A far paura anche i problemi logistici
Ma non è tutto. Pesano anche i problemi logistici: le aule sovraffollate preoccupano il 17% degli studenti, mentre un 10% teme il caos legato agli spostamenti tra sedi universitarie e tra corsi ad anno accademico inoltrato, con l’eventuale passaggio a un altro ateneo o con la trasmigrazione dal corso principale ai cosiddetti corsi “afferenti”, già individuati come alternativi e con il riconoscimento dei crediti accumulati nel semestre aperto.
Intanto, meglio tutelarsi: quasi tutti hanno un piano B
In questo clima di incertezza, quasi tutti gli studenti hanno comunque già un piano B in mente, in caso di insuccesso. Il 40% si iscriverà proprio a un corso “affine”, magari per riprovare l’anno prossimo con la via maestra: sono disponibili infatti fino a tre tentativi.
Circa uno su quattro ha, invece, un’alternativa completamente diversa. Ma c’è anche un non trascurabile 30% che ammette di non averci ancora pensato, mentre per il 5% l’alternativa, di fatto, non esiste: o Medicina o niente.

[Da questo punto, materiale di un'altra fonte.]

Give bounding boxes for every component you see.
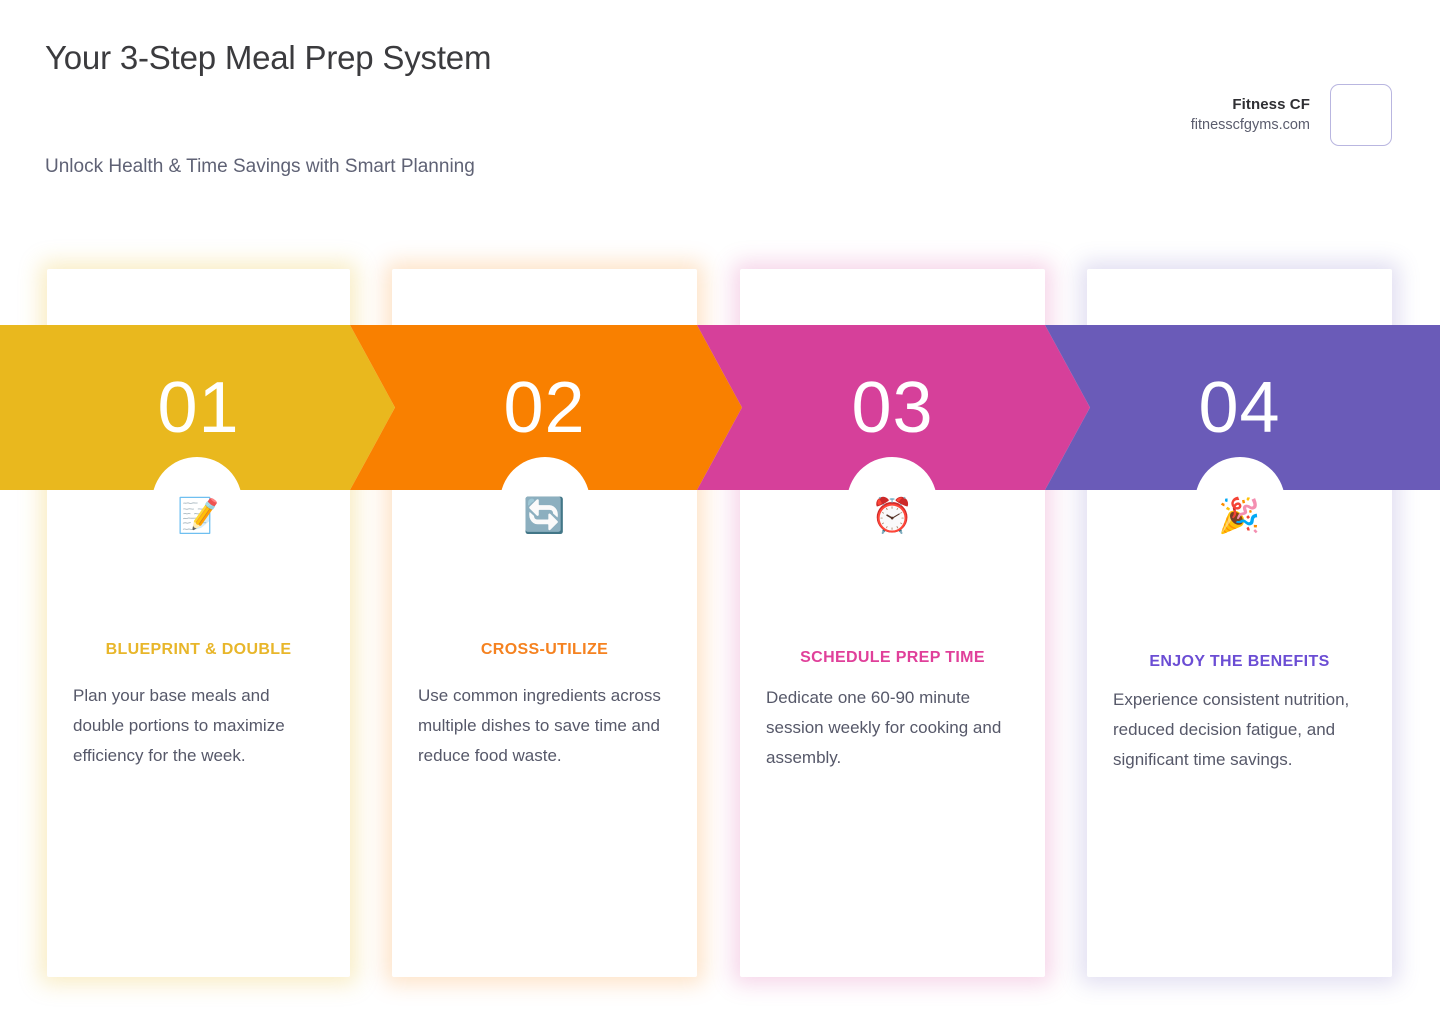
step-body-2: Use common ingredients across multiple d… [392, 681, 697, 771]
step-title-3: SCHEDULE PREP TIME [740, 649, 1045, 667]
step-body-3: Dedicate one 60-90 minute session weekly… [740, 683, 1045, 773]
page-title: Your 3-Step Meal Prep System [45, 33, 665, 83]
step-body-4: Experience consistent nutrition, reduced… [1087, 685, 1392, 775]
brand-logo-placeholder [1330, 84, 1392, 146]
infographic-page: Your 3-Step Meal Prep System Unlock Heal… [0, 0, 1440, 1024]
page-subtitle: Unlock Health & Time Savings with Smart … [45, 153, 475, 181]
recycle-arrows-icon: 🔄 [392, 495, 697, 547]
step-content-2: 🔄 CROSS-UTILIZE Use common ingredients a… [392, 495, 697, 771]
step-title-2: CROSS-UTILIZE [392, 641, 697, 659]
brand-block: Fitness CF fitnesscfgyms.com [1191, 84, 1392, 146]
step-title-4: ENJOY THE BENEFITS [1087, 653, 1392, 671]
brand-name: Fitness CF [1191, 95, 1310, 114]
alarm-clock-icon: ⏰ [740, 495, 1045, 547]
step-body-1: Plan your base meals and double portions… [47, 681, 350, 771]
memo-icon: 📝 [47, 495, 350, 547]
brand-text: Fitness CF fitnesscfgyms.com [1191, 95, 1310, 135]
step-content-3: ⏰ SCHEDULE PREP TIME Dedicate one 60-90 … [740, 495, 1045, 773]
step-title-1: BLUEPRINT & DOUBLE [47, 641, 350, 659]
step-content-4: 🎉 ENJOY THE BENEFITS Experience consiste… [1087, 495, 1392, 775]
brand-url: fitnesscfgyms.com [1191, 116, 1310, 135]
step-content-1: 📝 BLUEPRINT & DOUBLE Plan your base meal… [47, 495, 350, 771]
party-popper-icon: 🎉 [1087, 495, 1392, 547]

Percorso a ostacoli o passo in avanti?
Nel frattempo, a riassumere le istanze degli studenti ci ha pensato l’associazione Giovani Medici per l’Italia, che per il tramite del suo presidente Antonio Cucinella ha criticato duramente l’impianto del nuovo sistema, che rischia di tramutarsi in un “percorso a ostacoli”.
Secondo Cucinella, “l’università non è affatto pronta ad accogliere migliaia di nuovi studenti: aule e corsi servono già oggi, non domani”. Non solo: “Il semestre filtro - sostiene - non è altro che un ‘test allungato’, simile a quello francese, noto per i suoi effetti negativi sulla salute psicologica degli studenti”.

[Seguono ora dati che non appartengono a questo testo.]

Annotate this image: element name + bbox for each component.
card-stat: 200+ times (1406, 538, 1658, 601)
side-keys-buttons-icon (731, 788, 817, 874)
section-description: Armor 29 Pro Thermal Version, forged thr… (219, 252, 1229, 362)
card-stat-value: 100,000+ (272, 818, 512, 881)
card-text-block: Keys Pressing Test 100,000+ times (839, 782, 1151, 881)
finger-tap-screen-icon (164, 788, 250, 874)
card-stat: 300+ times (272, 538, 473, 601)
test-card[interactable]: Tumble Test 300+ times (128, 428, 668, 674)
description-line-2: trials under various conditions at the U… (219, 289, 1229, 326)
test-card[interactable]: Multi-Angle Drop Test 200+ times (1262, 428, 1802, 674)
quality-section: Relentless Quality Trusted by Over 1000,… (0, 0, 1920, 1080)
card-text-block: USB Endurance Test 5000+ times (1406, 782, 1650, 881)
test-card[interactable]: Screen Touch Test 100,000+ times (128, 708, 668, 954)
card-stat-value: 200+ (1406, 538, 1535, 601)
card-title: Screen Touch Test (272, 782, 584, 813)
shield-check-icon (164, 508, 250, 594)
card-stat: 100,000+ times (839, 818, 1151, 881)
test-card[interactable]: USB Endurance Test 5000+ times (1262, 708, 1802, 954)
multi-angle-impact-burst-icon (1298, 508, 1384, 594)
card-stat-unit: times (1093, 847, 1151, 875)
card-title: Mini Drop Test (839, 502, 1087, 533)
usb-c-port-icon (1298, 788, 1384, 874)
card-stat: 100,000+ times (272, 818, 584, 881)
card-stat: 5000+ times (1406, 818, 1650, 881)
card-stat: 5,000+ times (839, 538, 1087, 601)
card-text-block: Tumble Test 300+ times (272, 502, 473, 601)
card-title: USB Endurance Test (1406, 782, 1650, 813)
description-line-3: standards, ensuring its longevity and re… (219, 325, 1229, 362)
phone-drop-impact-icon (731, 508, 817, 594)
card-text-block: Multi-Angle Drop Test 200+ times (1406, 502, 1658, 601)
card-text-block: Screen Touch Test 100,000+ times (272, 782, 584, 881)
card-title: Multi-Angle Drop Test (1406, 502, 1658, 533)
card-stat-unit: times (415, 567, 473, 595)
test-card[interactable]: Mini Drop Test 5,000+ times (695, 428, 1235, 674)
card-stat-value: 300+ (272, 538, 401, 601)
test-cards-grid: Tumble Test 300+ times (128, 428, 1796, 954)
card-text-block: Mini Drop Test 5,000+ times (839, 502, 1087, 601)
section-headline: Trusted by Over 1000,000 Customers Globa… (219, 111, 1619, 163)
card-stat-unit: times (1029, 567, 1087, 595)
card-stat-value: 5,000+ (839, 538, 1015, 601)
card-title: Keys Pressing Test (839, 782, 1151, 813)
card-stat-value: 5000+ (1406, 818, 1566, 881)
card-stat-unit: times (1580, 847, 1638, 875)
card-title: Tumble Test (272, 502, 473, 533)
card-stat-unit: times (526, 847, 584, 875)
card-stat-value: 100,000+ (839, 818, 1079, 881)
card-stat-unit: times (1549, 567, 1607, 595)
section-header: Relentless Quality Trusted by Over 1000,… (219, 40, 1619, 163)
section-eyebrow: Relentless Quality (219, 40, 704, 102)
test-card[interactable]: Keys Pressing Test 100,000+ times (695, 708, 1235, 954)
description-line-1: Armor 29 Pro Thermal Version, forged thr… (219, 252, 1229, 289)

“Come tutte le novità, anche il semestre aperto può spaventare oppure possono emergere criticità magari imprevedibili in fase di progettazione della norma. È normale che ci sia ancora un po’ di scetticismo da parte degli studenti, che probabilmente avrebbero accolto in forma plebiscitaria solo una abolizione piena del numero chiuso. Personalmente ritengo che il nuovo sistema sia un passo avanti, a patto che gli insegnamenti dei singoli atenei siano davvero allineati in termini di argomenti con le prove nazionali e pensati per preparare gli studenti non a superare un esame universitario tradizionale - come lo erano fino allo scorso anno - ma bensì un test standardizzato nazionale, con le relative e numerose simulazioni a tempo da svolgere. Altrimenti ci sarà ancora la necessità di ricorrere ai costosi corsi di preparazione privati, continuando ad alimentare questo proficuo quanto iniquo (per la meritocrazia) business”, così Daniele Grassucci, direttore di Skuola.net.